My Story -Part I
- RS
- Mar 14, 2017
- 3 min read

I’m a survivor of sexual abuse that happened when I was a kid. I was about 8. Some of it I remember in pretty stark detail; some of it I remember only as feelings, or smells, or blurry kinds of visual memories.
The person who did it was the son of some folks who went to our church and lived next door to my grandparents. Grandma had charge of us grandkids while our folks were at work, which meant all day during the summers and the afternoons when school was in session.
This kid who violated me was older than all of us, so naturally we all fought for his approval and attention. When you’re little, you like being considered cool by the bigger, older kids. I was no different.
The first memory I have is in the swimming pool, being on his lap as we hid beneath a huge pool float during a game of swimming hide-and-seek. I felt his erection beneath my bottom, although I had no idea what it was. I felt it many times after that.

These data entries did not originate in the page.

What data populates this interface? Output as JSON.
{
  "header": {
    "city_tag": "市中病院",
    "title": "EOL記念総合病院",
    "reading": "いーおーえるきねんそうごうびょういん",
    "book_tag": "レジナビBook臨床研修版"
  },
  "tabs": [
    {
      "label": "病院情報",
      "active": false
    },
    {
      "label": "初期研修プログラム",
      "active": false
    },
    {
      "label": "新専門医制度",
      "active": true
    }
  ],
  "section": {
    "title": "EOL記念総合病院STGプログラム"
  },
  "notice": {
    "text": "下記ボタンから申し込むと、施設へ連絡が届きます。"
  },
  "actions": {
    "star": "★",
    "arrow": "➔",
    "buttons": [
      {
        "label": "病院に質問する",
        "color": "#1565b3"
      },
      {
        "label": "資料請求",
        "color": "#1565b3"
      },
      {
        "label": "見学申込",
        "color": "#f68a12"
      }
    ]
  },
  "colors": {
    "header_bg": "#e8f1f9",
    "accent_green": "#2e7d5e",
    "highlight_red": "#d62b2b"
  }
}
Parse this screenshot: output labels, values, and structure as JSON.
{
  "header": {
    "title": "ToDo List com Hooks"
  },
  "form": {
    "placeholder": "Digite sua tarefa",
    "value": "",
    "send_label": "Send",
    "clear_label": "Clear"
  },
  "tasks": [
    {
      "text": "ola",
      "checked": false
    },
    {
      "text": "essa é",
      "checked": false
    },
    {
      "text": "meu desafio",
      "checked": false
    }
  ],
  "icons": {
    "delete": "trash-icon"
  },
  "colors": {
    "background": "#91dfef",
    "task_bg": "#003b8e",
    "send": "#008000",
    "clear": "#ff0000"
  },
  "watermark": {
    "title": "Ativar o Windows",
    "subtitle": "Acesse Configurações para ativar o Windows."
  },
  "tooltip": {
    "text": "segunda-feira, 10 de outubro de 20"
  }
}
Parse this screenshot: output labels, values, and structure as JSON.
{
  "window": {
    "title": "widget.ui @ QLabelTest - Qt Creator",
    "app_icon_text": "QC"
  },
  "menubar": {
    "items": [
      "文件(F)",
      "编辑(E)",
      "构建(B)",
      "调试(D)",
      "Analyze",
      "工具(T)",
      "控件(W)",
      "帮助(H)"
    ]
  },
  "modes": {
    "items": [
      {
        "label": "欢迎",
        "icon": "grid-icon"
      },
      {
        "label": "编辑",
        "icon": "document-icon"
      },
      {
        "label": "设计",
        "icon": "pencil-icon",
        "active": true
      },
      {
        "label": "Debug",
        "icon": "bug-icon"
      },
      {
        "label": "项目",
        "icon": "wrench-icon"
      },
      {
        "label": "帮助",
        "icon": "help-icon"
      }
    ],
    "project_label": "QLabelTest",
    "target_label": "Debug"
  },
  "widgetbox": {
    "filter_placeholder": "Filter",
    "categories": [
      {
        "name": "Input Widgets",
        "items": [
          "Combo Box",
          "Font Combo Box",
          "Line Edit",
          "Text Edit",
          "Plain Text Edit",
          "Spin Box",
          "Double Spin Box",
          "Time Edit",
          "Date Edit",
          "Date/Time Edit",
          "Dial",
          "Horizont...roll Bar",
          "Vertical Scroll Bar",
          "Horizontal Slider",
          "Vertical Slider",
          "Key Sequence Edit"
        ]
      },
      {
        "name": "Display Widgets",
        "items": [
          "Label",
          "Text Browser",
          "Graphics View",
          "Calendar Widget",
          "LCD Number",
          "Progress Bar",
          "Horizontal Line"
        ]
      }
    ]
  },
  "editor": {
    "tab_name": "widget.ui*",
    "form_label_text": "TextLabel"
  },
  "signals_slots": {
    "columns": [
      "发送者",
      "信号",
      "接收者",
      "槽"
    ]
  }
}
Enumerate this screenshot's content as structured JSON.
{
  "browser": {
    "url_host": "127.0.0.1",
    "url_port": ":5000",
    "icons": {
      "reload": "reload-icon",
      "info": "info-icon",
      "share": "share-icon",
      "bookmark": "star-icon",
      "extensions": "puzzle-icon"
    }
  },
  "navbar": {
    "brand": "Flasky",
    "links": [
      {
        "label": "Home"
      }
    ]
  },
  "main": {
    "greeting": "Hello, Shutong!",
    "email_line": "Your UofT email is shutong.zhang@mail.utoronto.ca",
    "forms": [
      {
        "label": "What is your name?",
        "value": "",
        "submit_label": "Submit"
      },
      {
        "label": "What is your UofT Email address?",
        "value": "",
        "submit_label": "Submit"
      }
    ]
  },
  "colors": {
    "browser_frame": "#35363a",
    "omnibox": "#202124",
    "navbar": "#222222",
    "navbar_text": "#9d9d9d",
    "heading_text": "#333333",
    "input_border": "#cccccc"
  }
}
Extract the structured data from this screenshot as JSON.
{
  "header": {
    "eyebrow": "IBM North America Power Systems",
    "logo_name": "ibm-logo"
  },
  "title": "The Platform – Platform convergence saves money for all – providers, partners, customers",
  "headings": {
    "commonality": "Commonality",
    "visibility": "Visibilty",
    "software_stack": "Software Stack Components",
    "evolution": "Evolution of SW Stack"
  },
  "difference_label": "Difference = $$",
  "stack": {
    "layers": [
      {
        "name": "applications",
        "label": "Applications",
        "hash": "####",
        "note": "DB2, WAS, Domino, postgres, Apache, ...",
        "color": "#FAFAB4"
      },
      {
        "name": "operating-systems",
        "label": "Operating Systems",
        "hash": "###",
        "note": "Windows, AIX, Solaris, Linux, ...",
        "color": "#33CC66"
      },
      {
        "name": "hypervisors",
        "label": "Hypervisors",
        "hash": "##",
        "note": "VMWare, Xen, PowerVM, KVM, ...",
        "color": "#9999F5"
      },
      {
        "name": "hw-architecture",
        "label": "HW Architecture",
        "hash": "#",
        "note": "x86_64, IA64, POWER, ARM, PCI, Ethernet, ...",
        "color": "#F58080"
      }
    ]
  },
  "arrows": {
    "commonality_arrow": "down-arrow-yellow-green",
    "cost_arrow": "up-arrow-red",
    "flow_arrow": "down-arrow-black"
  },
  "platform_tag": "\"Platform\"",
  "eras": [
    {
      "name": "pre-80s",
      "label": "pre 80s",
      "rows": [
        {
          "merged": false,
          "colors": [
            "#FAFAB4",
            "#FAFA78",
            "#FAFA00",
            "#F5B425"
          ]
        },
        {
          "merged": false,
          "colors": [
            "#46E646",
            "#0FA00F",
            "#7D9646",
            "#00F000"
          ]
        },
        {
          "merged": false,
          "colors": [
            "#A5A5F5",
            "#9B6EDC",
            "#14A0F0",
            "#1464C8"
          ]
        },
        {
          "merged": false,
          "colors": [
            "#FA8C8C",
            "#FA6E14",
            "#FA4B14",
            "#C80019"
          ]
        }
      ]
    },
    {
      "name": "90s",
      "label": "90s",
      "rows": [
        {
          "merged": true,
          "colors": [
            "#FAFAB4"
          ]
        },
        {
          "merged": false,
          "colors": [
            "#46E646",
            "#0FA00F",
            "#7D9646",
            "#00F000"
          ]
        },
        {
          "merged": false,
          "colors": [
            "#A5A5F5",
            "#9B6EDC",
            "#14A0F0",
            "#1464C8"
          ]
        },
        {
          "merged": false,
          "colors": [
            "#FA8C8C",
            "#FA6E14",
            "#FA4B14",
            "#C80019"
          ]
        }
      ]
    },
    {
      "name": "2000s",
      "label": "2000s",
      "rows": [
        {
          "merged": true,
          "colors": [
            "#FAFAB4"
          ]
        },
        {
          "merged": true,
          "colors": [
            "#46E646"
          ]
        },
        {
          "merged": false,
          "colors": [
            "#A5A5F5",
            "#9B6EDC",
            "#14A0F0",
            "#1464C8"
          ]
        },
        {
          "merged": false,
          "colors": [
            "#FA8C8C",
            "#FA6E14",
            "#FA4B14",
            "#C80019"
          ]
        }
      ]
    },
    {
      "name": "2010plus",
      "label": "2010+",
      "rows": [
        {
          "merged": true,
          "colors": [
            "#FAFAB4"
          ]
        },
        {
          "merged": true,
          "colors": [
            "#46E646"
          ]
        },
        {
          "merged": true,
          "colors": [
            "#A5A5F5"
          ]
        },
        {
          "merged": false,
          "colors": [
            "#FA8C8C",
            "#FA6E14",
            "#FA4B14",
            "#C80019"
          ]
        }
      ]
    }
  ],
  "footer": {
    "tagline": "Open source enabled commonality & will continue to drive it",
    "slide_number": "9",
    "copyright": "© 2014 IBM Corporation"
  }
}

I don’t feel the need to go through all of my memories. What I will say is that I was lucky. He never beat me, never raped me. I consider both of those facts blessings; it was hard enough for me to cope with and heal from being touched that way.
I cannot imagine how much more painful it might have been if I’d had to recover from being beaten and raped as well.
I didn’t understand most of what was happening. I felt this weird combination of being flattered that I was getting all this attention from the Big Kid and being frightened, confused, and bewildered because I knew something about all of this was Not Right. He wasn’t hurting me, so my child-mind couldn’t grasp exactly how it was Not Right, just that something was going on that probably shouldn’t have been happening.
And because I couldn’t get my mind around it yet knew it was wrong, I said nothing out of my fear that I would be found complicit and would then be punished.
As the episodes continued and even escalated, the fear and the confusion magnified.
I have one memory of being in the driveway at my uncle Tom’s house. We’d been swimming in his above-ground pool that day, I was wearing my bathing suit. It was purple. We still have family photos of me in that suit.
Anyway, we were about to be taken back to grandma’s house for our parents to pick us up. I remember looking to my right, where the main road was, seeing the cars passing, feeling the sun-warmed concrete under my feet, the damp bathing suit against my skin, the sun-heated metal of my uncle’s car under my back and legs, and thinking that I was somehow ... so totally different and removed... separate... from the rest of my family at that point because of what had been going on.
That’s a really huge, powerful, and scary thing for an 8 year old girl to suddenly know in her bones, in her guts. That she was somehow now an outsider who didn’t quite belong – but why exactly?
I think that’s where the pain started.
My grandmother must’ve noticed the inordinate amount of time I spent with Big Kid, or maybe my cousins said something about the attention he showed me, because one night when my mom got to Grandma’s to pick us up, Grandma and my mom called me into the kitchen and point-blank asked me if anything was going on with Big Kid.
And I looked them both in the eye.
And I lied.
No, Grandma. No, Mommy. Nothing going on.
Wide eyes.
Serious face.
Heart beating like a cornered rabbit’s.
Body cold with slick, icy fear.
Oh, I just knew I would be in so much trouble. And maybe it was so much trouble, in fact, that they would stop loving me.
Because I knew it was bad, what was happening.
And I started believing I was bad because of it.